My two favorite drinks are water and beer, but I like them in separate glasses. Yet Iron City is an icon, and when I was at a Steelers bar in Tulsa for the Steelers-Broncos playoff game in January 2006, I tipped back Ahrns. It just seemed right.
The Pittsburgh Brewing Co. ceased operations today and has already begun operations at the former Latrobe Brewing Co., which is going to turn out 1 million barrels a year, compared to the 170,000 barrels the plant in Lawrenceville has turned out each year.

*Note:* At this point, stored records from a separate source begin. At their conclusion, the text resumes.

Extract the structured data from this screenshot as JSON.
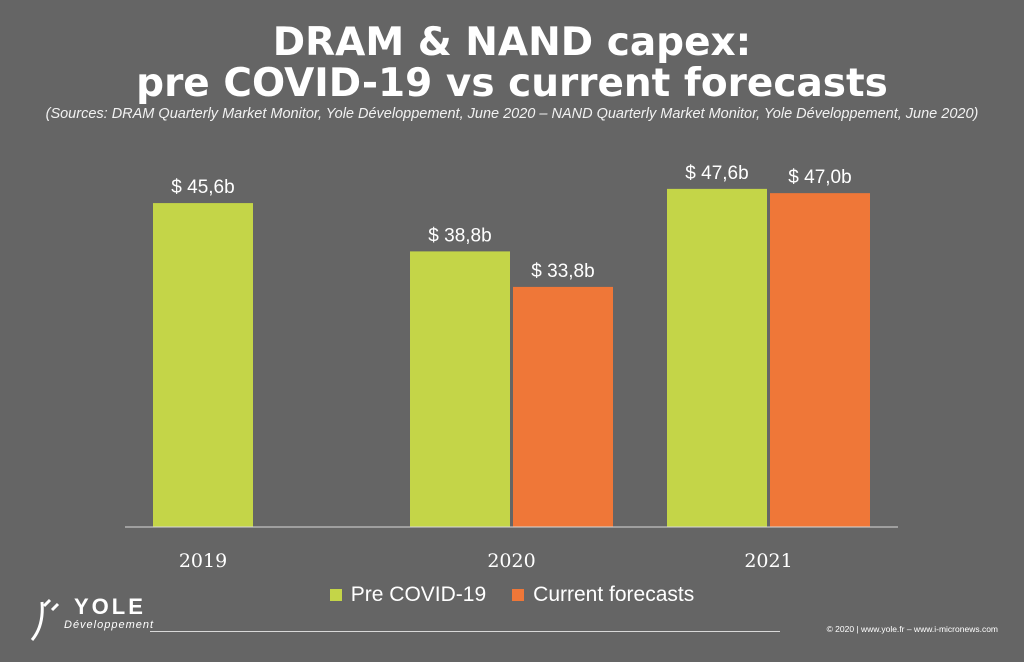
{
  "chart_data": {
    "type": "bar",
    "title": [
      "DRAM & NAND capex:",
      "pre COVID-19 vs current forecasts"
    ],
    "subtitle": "(Sources: DRAM Quarterly Market Monitor, Yole Développement, June 2020 – NAND Quarterly Market Monitor, Yole Développement, June 2020)",
    "categories": [
      "2019",
      "2020",
      "2021"
    ],
    "series": [
      {
        "name": "Pre COVID-19",
        "color": "#c4d548",
        "values": [
          45.6,
          38.8,
          47.6
        ],
        "labels": [
          "$ 45,6b",
          "$ 38,8b",
          "$ 47,6b"
        ]
      },
      {
        "name": "Current forecasts",
        "color": "#ef7738",
        "values": [
          null,
          33.8,
          47.0
        ],
        "labels": [
          "",
          "$ 33,8b",
          "$ 47,0b"
        ]
      }
    ],
    "ylim": [
      0,
      55
    ],
    "grid": false,
    "legend": "bottom-center"
  },
  "branding": {
    "logo_name": "YOLE",
    "logo_sub": "Développement",
    "copyright": "© 2020 | www.yole.fr – www.i-micronews.com"
  }
}
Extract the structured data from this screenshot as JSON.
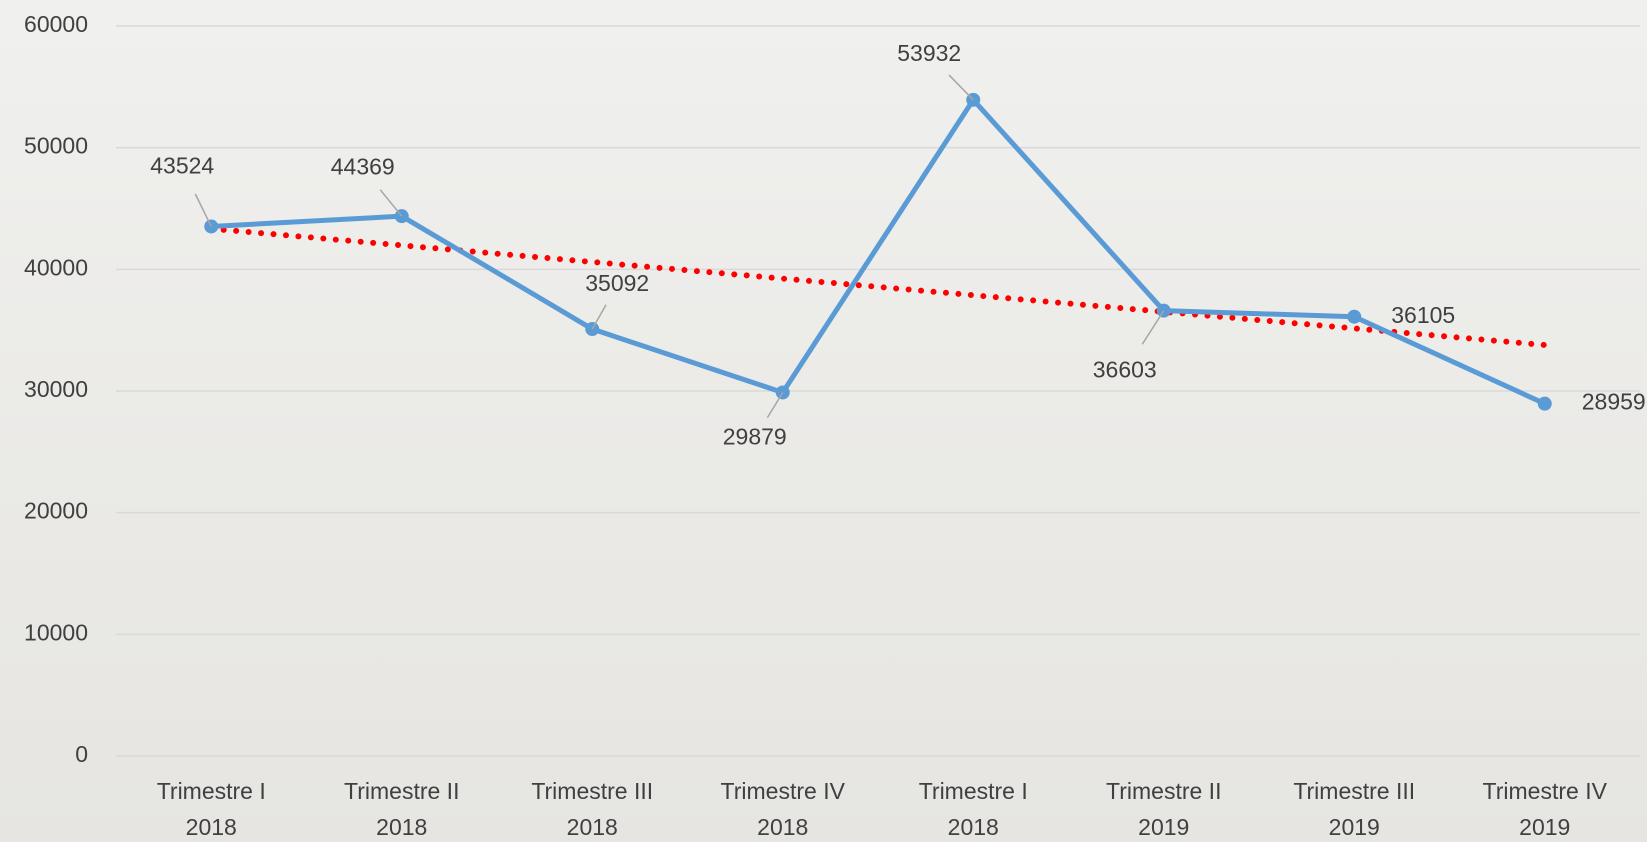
{
  "chart_data": {
    "type": "line",
    "categories": [
      [
        "Trimestre I",
        "2018"
      ],
      [
        "Trimestre II",
        "2018"
      ],
      [
        "Trimestre III",
        "2018"
      ],
      [
        "Trimestre IV",
        "2018"
      ],
      [
        "Trimestre I",
        "2018"
      ],
      [
        "Trimestre II",
        "2019"
      ],
      [
        "Trimestre III",
        "2019"
      ],
      [
        "Trimestre IV",
        "2019"
      ]
    ],
    "series": [
      {
        "color": "#5b9bd5",
        "values": [
          43524,
          44369,
          35092,
          29879,
          53932,
          36603,
          36105,
          28959
        ]
      }
    ],
    "trendline": {
      "type": "linear",
      "color": "#ff0000"
    },
    "ylim": [
      0,
      60000
    ],
    "yticks": [
      0,
      10000,
      20000,
      30000,
      40000,
      50000,
      60000
    ],
    "grid": true,
    "data_labels": true
  }
}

In today's paper, my colleague Bill Toland wrote that Ahrn is the unofficial beer of the Pittsburgh Diaspora, an unofficial fact the company is hoping to bank on as it pumps up its marketing department from the measley $1.5 million it has spent every year while being strapped in a gigundous 9-acre campus that looks as if a Victorian-era community college was left to vandals years ago.
The Iron City property is a funky place that was perfect for the Pittsburgh Blues Festival the few years it sampled the site, far better than Hartwood Acres, where I expect singers in hippie skirts and fiddlers. But I digress...
I'm sad about Iron City's move to Latrobe because the city will get $100,000 less in property taxes a year and 51 workers are losing their jobs. The scenario is too much like the reasons for the Pittsburgh Diaspora.
It's good that a company wants to keep a Pittsburgh brand alive, even if it's not in Pittsburgh anymore. The next step is to anticipate what the Iron City campus might be someday.
"THIS IS CITY LIVING" say the wheel-less trailers parked in the rubbly lot surrounded by 468,000 square feet of outmoded factory space.
Tim Hickman, CEO and president of Iron City, said today that he has talked to people who are interested in developing the properties to be residential. Whenever I hear about new lofts and condos, I always wonder how much housing we can fill without population growth.
I also wonder when 100 jobs will come in to replace every 51 lost and whether the errant members of our Nation - living in fake cities such as Phoenix and Charlotte - will ever return.
It's a burden wondering about so many heavy topics... but it's five o'clock somewhere.